Do-It-Yourself Insurance
There is a competitive market for individual insurance policies. But you may want to think twice before sending your employees off on their own.
For more than six years, the PGA Tour searched for a way out of a vexing sand trap: how to provide health insurance to the tour's 200 caddies. Like players, caddies are independent contractors. Sure, the PGA Tour could cover them under the group insurance policy it offers its 3,000 full-time employees, but since caddies work some years and not others, that would be an administrative nightmare. And then there was the cost: an estimated $1.4 million a year.
But not covering the caddies no longer seemed like a good option either. "As an organization, we want to support the caddies' well-being," says Andrea King, the tour's vice president of treasury and administration. Indeed, the caddies' health insurance woes already had proved to be a public relations problem for the PGA, when golf legend Tom Watson's longtime caddy, Bruce Edwards, died of Lou Gehrig's disease in 2004. Because Edwards had no health insurance, Watson paid tens of thousands of dollars out of his own pocket for his caddy's treatment. Heartwarming. But a player's generosity isn't exactly an insurance policy.
So King was intrigued when a benefits consultant suggested a new strategy last year: Give the caddies a predetermined amount of cash and let them buy their own individual policies from insurance companies.
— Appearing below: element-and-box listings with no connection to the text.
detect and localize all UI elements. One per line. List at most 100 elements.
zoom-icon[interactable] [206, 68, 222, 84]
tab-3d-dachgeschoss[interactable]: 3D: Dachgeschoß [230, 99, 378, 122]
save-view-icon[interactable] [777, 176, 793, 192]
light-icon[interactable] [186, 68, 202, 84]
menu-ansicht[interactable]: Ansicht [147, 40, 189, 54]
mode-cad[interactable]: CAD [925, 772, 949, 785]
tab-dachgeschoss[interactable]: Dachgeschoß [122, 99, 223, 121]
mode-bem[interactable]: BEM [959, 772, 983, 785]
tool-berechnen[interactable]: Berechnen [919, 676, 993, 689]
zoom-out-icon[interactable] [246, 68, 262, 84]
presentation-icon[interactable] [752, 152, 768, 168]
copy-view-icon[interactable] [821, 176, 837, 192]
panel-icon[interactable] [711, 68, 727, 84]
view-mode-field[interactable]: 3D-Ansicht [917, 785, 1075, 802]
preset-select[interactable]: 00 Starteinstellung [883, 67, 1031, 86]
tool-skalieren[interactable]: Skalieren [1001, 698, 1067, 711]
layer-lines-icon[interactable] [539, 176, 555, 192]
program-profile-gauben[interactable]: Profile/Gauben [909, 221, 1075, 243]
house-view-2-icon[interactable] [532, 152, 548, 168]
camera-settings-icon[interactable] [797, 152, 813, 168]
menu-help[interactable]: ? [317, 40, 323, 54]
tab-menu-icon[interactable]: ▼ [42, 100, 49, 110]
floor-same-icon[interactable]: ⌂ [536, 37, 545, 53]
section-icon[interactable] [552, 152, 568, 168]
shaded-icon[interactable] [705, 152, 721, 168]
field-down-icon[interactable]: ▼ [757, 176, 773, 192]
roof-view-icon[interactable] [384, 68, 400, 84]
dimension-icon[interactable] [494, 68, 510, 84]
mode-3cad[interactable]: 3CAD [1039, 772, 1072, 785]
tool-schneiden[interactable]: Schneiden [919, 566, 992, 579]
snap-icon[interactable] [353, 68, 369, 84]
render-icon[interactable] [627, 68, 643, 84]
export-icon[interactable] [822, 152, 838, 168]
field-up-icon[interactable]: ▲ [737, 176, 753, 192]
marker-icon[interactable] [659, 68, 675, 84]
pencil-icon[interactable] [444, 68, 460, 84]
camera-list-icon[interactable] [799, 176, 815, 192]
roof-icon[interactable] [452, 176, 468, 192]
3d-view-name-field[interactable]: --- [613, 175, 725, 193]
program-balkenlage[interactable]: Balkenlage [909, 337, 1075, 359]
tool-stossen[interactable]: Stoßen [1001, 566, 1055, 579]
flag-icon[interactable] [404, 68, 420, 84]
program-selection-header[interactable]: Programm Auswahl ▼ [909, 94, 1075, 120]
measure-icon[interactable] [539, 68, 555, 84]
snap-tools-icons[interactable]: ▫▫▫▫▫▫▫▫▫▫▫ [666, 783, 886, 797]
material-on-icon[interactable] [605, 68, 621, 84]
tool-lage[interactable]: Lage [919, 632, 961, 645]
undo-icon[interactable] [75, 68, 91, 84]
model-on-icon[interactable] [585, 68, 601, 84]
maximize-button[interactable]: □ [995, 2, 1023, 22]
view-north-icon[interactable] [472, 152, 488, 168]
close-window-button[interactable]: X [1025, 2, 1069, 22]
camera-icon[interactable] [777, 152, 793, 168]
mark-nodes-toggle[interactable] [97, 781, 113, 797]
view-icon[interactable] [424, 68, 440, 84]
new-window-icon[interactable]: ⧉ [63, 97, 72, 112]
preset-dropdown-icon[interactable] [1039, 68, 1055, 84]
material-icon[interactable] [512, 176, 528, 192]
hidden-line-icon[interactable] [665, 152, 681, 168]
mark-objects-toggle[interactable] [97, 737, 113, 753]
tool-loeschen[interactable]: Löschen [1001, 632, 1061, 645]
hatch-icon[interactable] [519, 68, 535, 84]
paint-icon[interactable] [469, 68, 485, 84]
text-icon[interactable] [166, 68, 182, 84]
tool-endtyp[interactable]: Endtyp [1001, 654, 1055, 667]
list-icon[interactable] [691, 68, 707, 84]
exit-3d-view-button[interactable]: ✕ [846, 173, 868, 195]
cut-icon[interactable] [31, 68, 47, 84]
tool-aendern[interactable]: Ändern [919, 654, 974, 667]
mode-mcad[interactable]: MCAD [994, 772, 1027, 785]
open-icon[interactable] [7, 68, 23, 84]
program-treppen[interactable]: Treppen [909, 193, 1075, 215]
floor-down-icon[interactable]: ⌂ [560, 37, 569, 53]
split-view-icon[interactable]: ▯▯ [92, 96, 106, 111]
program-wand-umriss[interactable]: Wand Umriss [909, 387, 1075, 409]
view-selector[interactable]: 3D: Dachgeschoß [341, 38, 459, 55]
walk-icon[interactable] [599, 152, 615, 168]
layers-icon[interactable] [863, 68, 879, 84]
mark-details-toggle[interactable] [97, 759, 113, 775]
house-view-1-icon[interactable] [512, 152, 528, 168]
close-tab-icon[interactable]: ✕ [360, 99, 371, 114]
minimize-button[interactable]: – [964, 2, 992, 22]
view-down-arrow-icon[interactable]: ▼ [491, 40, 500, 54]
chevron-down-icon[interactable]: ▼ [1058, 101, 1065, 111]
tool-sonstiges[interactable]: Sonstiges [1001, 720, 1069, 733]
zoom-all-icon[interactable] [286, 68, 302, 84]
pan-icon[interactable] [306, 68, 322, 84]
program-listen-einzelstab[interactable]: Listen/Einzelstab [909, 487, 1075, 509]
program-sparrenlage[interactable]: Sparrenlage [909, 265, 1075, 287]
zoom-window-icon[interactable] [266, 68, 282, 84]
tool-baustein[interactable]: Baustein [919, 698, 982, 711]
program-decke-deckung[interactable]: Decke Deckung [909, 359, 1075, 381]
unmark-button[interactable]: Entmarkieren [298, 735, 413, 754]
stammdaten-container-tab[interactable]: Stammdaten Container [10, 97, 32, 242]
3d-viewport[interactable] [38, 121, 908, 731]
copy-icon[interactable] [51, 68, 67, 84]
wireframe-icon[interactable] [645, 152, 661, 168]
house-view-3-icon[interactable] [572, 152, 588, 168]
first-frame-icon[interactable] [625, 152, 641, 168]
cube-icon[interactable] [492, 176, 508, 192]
The caddies would have coverage, whether or not they were working, and the tour would avoid administrative annoyances and keep a lid on costs. "The light bulbs started popping," King says. "We started to realize that this could really work."
Individual health insurance? Aren't such policies hopelessly complicated and prohibitively expensive? Not necessarily. As the number of people without employer-sponsored insurance grows, and as so-called consumer-directed health care plans like health reimbursement arrangements (HRAs) and health savings accounts (HSAs) become more popular, insurance companies are rolling out new policies geared to people buying on their own--with little to no employer involvement. And benefits consultants are increasingly encouraging business owners to consider them.
Contrary to their reputation, individual insurance policies are often less expensive than group policies. In 2004, annual premiums for plans purchased individually averaged $2,268 for a single person and $4,424 for a family, according to America's Health Insurance Plans, an industry trade group in Washington, D.C. That's about half as much as the average annual premium for employer-sponsored coverage of individuals ($4,024) and families ($10,880). "Individuals can purchase a wide range of affordable coverage," says AHIP CEO Karen Ignagni, who expects insurers to offer more individual policies in the years to come as the trend toward consumer-directed health care gathers momentum.
Here's how it works: Companies create accounts for employees and each year fund the accounts with enough cash for employees to pay for all or a portion of their own policies. Under the plan the PGA Tour launched in 2005, caddies get an annual subsidy of $1,000 each, which should cover about half of the average single person's individual policy or about a quarter of the average family policy. The cost to the tour: $200,000, about one-seventh of the cost of the group plan. Paul Zane Pilzer, an economist and author of The New Health Insurance Solution, argues that with savings like that, employers should move toward canceling their group policies and encourage all of their employees to purchase their insurance individually.
But before you rush to cancel your group policy, there are some important factors to consider. For one, individual insurance is cheaper than group policies because, in 46 states, insurers may "medically underwrite" individual applicants--that is, examine the health of each applicant and adjust the premium accordingly. (In the four states that forbid underwriting--New York, New Jersey, Washington, and Maine--individual policies tend to be extremely expensive, even for healthy applicants.) Those who make it through the medical underwriting process--about 85% of all applicants, according to AHIP--tend to be young and healthy, and therefore worthy of a cheaper premium. They're also more likely to be willing to take bare-bones policies--hence the relatively low average premiums.
An applicant with a chronic condition or one who is at risk for developing one, on the other hand, may face what's known as an uprating--a boost in the premium of 15% to 50%. Or the applicant may face an exclusion, in which the insurer provides coverage for everything except for what's likely to be an expensive health problem. (In other words, a diabetic may be able to obtain only a policy that doesn't cover expenses relating to the diabetes.) An insurer can also reject an application and deny coverage altogether. At this point, 88% of insurance applicants are approved, about three-quarters of them without uprating or exclusions, according to AHIP. It sounds promising, but bear in mind that most brokers discourage likely rejects from even bothering to apply.